Drafting Enforceable Non-Compete Agreements

Understanding the role of these tools in the quest for advancement and hunt for talent.


By James Myers


PUBLISHED APRIL 2026

A non-compete agreement can protect a business when a departing owner, executive, or employee could use inside knowledge to compete unfairly. At the same time, a non-compete that reads like a blanket ban can be difficult to enforce and can create friction at hiring, promotion, or exit.

Such agreements must be carefully drafted to balance legitimate business interests with practical and legal limitations. Enforceability often turns on the exact language used and the facts surrounding the relationship; thus, a non-compete should be treated as a business tool.

Choosing the Right Restrictive Covenant

In many situations, a confidentiality agreement and a targeted non-solicitation clause can protect customer relationships and proprietary information without blocking someone from working in their field. Using the narrowest restriction that addresses the actual risk can also make later enforcement easier to explain.

A non-compete is most defensible when the business can point to a legitimate interest that would be harmed by direct competition, not just by ordinary turnover. That makes the first drafting step a business assessment: what would the person take with them and how could it be used against the business? Once that “why” is clear, the agreement can spell out the interests it protects in concrete terms.

Stating Legitimate Interests in Plain Terms

Courts look for a legitimate business interest behind a non-compete, and the agreement should describe that interest with specificity. Broad statements like “protecting the business” don’t give a judge much to work with, and they can make a restriction look overreaching. A stronger approach is to tie the covenant to identifiable assets and relationships, such as the following interests:

♣ Trade secrets and confidential information: Connect the restriction to non-public pricing, product plans, vendor terms, internal methods, customer lists, or other information that provides competitive value.

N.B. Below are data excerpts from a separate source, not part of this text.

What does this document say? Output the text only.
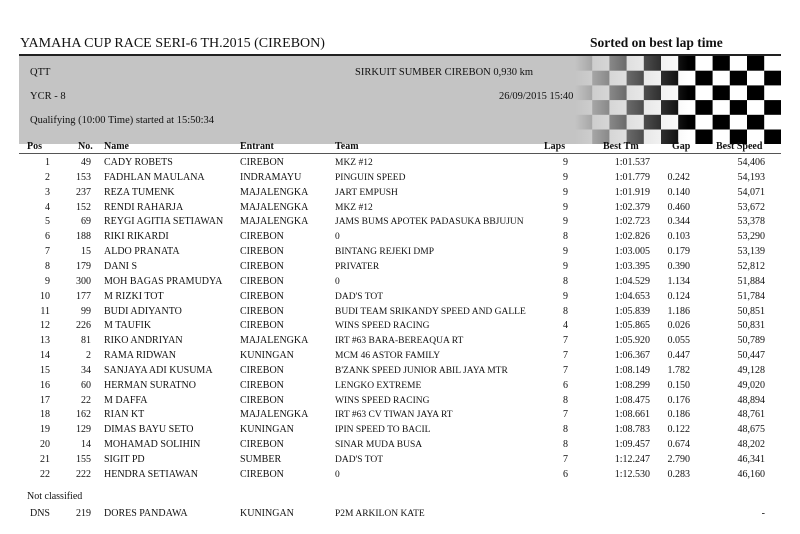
YAMAHA CUP RACE SERI-6 TH.2015 (CIREBON)	Sorted on best lap time
QTT	SIRKUIT SUMBER CIREBON 0,930 km
YCR - 8	26/09/2015 15:40
Qualifying (10:00 Time) started at 15:50:34
Pos	No. Name	Entrant	Team	Laps	Best Tm	Gap	Best Speed
1	49 CADY ROBETS	CIREBON	MKZ #12	9	1:01.537	54,406
2	153 FADHLAN MAULANA	INDRAMAYU	PINGUIN SPEED	9	1:01.779	0.242	54,193
3	237 REZA TUMENK	MAJALENGKA	JART EMPUSH	9	1:01.919	0.140	54,071
4	152 RENDI RAHARJA	MAJALENGKA	MKZ #12	9	1:02.379	0.460	53,672
5	69 REYGI AGITIA SETIAWAN	MAJALENGKA	JAMS BUMS APOTEK PADASUKA BBJUJUN	9	1:02.723	0.344	53,378
6	188 RIKI RIKARDI	CIREBON	0	8	1:02.826	0.103	53,290
7	15 ALDO PRANATA	CIREBON	BINTANG REJEKI DMP	9	1:03.005	0.179	53,139
8	179 DANI S	CIREBON	PRIVATER	9	1:03.395	0.390	52,812
9	300 MOH BAGAS PRAMUDYA	CIREBON	0	8	1:04.529	1.134	51,884
10	177 M RIZKI TOT	CIREBON	DAD'S TOT	9	1:04.653	0.124	51,784
11	99 BUDI ADIYANTO	CIREBON	BUDI TEAM SRIKANDY SPEED AND GALLE	8	1:05.839	1.186	50,851
12	226 M TAUFIK	CIREBON	WINS SPEED RACING	4	1:05.865	0.026	50,831
13	81 RIKO ANDRIYAN	MAJALENGKA	IRT #63 BARA-BEREAQUA RT	7	1:05.920	0.055	50,789
14	2 RAMA RIDWAN	KUNINGAN	MCM 46 ASTOR FAMILY	7	1:06.367	0.447	50,447
15	34 SANJAYA ADI KUSUMA	CIREBON	B'ZANK SPEED JUNIOR ABIL JAYA MTR	7	1:08.149	1.782	49,128
16	60 HERMAN SURATNO	CIREBON	LENGKO EXTREME	6	1:08.299	0.150	49,020
17	22 M DAFFA	CIREBON	WINS SPEED RACING	8	1:08.475	0.176	48,894
18	162 RIAN KT	MAJALENGKA	IRT #63 CV TIWAN JAYA RT	7	1:08.661	0.186	48,761
19	129 DIMAS BAYU SETO	KUNINGAN	IPIN SPEED TO BACIL	8	1:08.783	0.122	48,675
20	14 MOHAMAD SOLIHIN	CIREBON	SINAR MUDA BUSA	8	1:09.457	0.674	48,202
21	155 SIGIT PD	SUMBER	DAD'S TOT	7	1:12.247	2.790	46,341
22	222 HENDRA SETIAWAN	CIREBON	0	6	1:12.530	0.283	46,160
Not classified
DNS	219 DORES PANDAWA	KUNINGAN	P2M ARKILON KATE	-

♣ Customer and client relationships: Describe the customer groups at issue and the kinds of relationships the person managed or influenced.

♣ Goodwill connected to a sale or senior role: Explain the goodwill the person could leverage, especially where they were presented as the face of a product line or where ownership interests were transferred.

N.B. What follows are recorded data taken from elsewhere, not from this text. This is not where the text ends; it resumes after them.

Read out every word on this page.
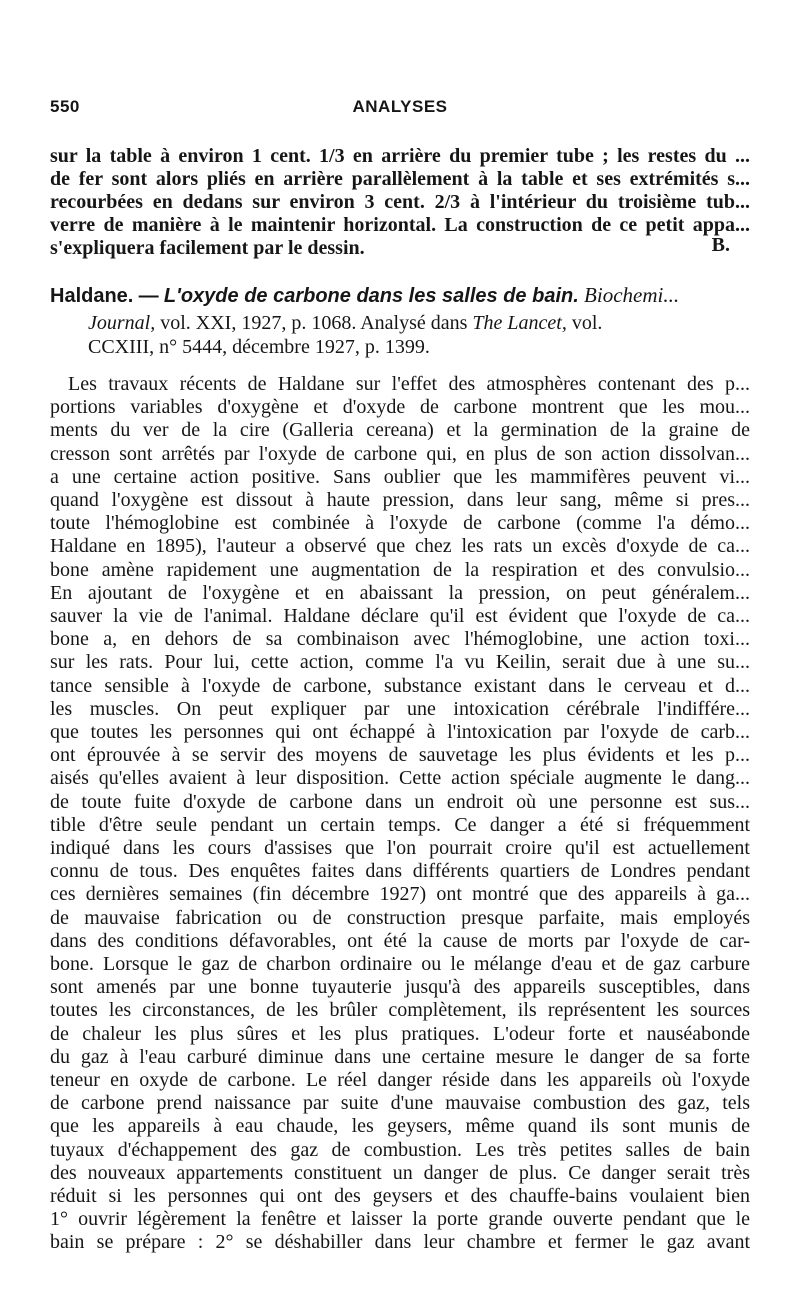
550	ANALYSES
sur la table à environ 1 cent. 1/3 en arrière du premier tube ; les restes du ...
de fer sont alors pliés en arrière parallèlement à la table et ses extrémités s...
recourbées en dedans sur environ 3 cent. 2/3 à l'intérieur du troisième tub...
verre de manière à le maintenir horizontal. La construction de ce petit appa...
s'expliquera facilement par le dessin.	B.
Haldane. — L'oxyde de carbone dans les salles de bain. Biochemi...
Journal, vol. XXI, 1927, p. 1068. Analysé dans The Lancet, vol.
CCXIII, n° 5444, décembre 1927, p. 1399.
Les travaux récents de Haldane sur l'effet des atmosphères contenant des p...
portions variables d'oxygène et d'oxyde de carbone montrent que les mou...
ments du ver de la cire (Galleria cereana) et la germination de la graine de
cresson sont arrêtés par l'oxyde de carbone qui, en plus de son action dissolvan...
a une certaine action positive. Sans oublier que les mammifères peuvent vi...
quand l'oxygène est dissout à haute pression, dans leur sang, même si pres...
toute l'hémoglobine est combinée à l'oxyde de carbone (comme l'a démo...
Haldane en 1895), l'auteur a observé que chez les rats un excès d'oxyde de ca...
bone amène rapidement une augmentation de la respiration et des convulsio...
En ajoutant de l'oxygène et en abaissant la pression, on peut généralem...
sauver la vie de l'animal. Haldane déclare qu'il est évident que l'oxyde de ca...
bone a, en dehors de sa combinaison avec l'hémoglobine, une action toxi...
sur les rats. Pour lui, cette action, comme l'a vu Keilin, serait due à une su...
tance sensible à l'oxyde de carbone, substance existant dans le cerveau et d...
les muscles. On peut expliquer par une intoxication cérébrale l'indiffére...
que toutes les personnes qui ont échappé à l'intoxication par l'oxyde de carb...
ont éprouvée à se servir des moyens de sauvetage les plus évidents et les p...
aisés qu'elles avaient à leur disposition. Cette action spéciale augmente le dang...
de toute fuite d'oxyde de carbone dans un endroit où une personne est sus...
tible d'être seule pendant un certain temps. Ce danger a été si fréquemment
indiqué dans les cours d'assises que l'on pourrait croire qu'il est actuellement
connu de tous. Des enquêtes faites dans différents quartiers de Londres pendant
ces dernières semaines (fin décembre 1927) ont montré que des appareils à ga...
de mauvaise fabrication ou de construction presque parfaite, mais employés
dans des conditions défavorables, ont été la cause de morts par l'oxyde de car-
bone. Lorsque le gaz de charbon ordinaire ou le mélange d'eau et de gaz carbure
sont amenés par une bonne tuyauterie jusqu'à des appareils susceptibles, dans
toutes les circonstances, de les brûler complètement, ils représentent les sources
de chaleur les plus sûres et les plus pratiques. L'odeur forte et nauséabonde
du gaz à l'eau carburé diminue dans une certaine mesure le danger de sa forte
teneur en oxyde de carbone. Le réel danger réside dans les appareils où l'oxyde
de carbone prend naissance par suite d'une mauvaise combustion des gaz, tels
que les appareils à eau chaude, les geysers, même quand ils sont munis de
tuyaux d'échappement des gaz de combustion. Les très petites salles de bain
des nouveaux appartements constituent un danger de plus. Ce danger serait très
réduit si les personnes qui ont des geysers et des chauffe-bains voulaient bien
1° ouvrir légèrement la fenêtre et laisser la porte grande ouverte pendant que le
bain se prépare : 2° se déshabiller dans leur chambre et fermer le gaz avant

♣ Training and access that go beyond general skills: Focus on training or access that’s closely tied to proprietary systems, strategy, or methods, rather than ordinary experience.

Once those interests are stated, the rest of the agreement should track them. The time, territorial, and activity limits should match the interest you’re protecting, and the language should avoid reading like a penalty for leaving.

Drafting Reasonable Limits on Scope and Duration

Overbreadth is a common reason non-competes run into trouble. It often shows up in the duration, the geographic reach, or the scope of work that the person can’t perform. Drafting with restraint means translating risk into specific boundaries that a judge can apply.

This usually involves decisions such as time limits tied to the risk; geographic terms tied to real competition, activity restrictions tied to the person’s work, or carveouts that make compliance realistic.

Even where courts may narrow an overbroad clause, it’s risky to rely on that possibility. A restrained scope is easier to follow and easier to defend because it shows the restriction was drafted to protect a defined interest.

Adding Terms to Support Compliance

Enforcement provisions work well when they read like practical tools rather than threats. Clear procedures can reduce confusion at the outset and help preserve evidence if a dispute arises. Many agreements include terms that address how the restriction will be handled in practice, including:

♣ Return of property and information: Require return of devices, documents, credentials, and copies, and address deletion of company data from personal accounts in a workable way.

♣ Notice and communication procedures: Set a method for giving notice of a suspected breach and for responding, to prevent misunderstandings from escalating.

♣ Venue and governing law clauses: Identify where disputes will be heard and which law applies, especially for remote work or multi-state operations.

♣ Severability: Clarify what happens if a clause is invalid, while still aiming to draft reasonable terms from the start.

Implementation should back up the written agreement. Signed copies should be stored reliably, versions should be controlled, and managers should avoid overstating what the covenant covers. Periodic review can also help keep the restrictions aligned with role changes and business growth.

Non-compete drafting tends to hold up better when the restrictions match a defined business interest and are written with clear, workable limits. A review can also help confirm whether confidentiality or non-solicitation terms would address the risk without disrupting operations.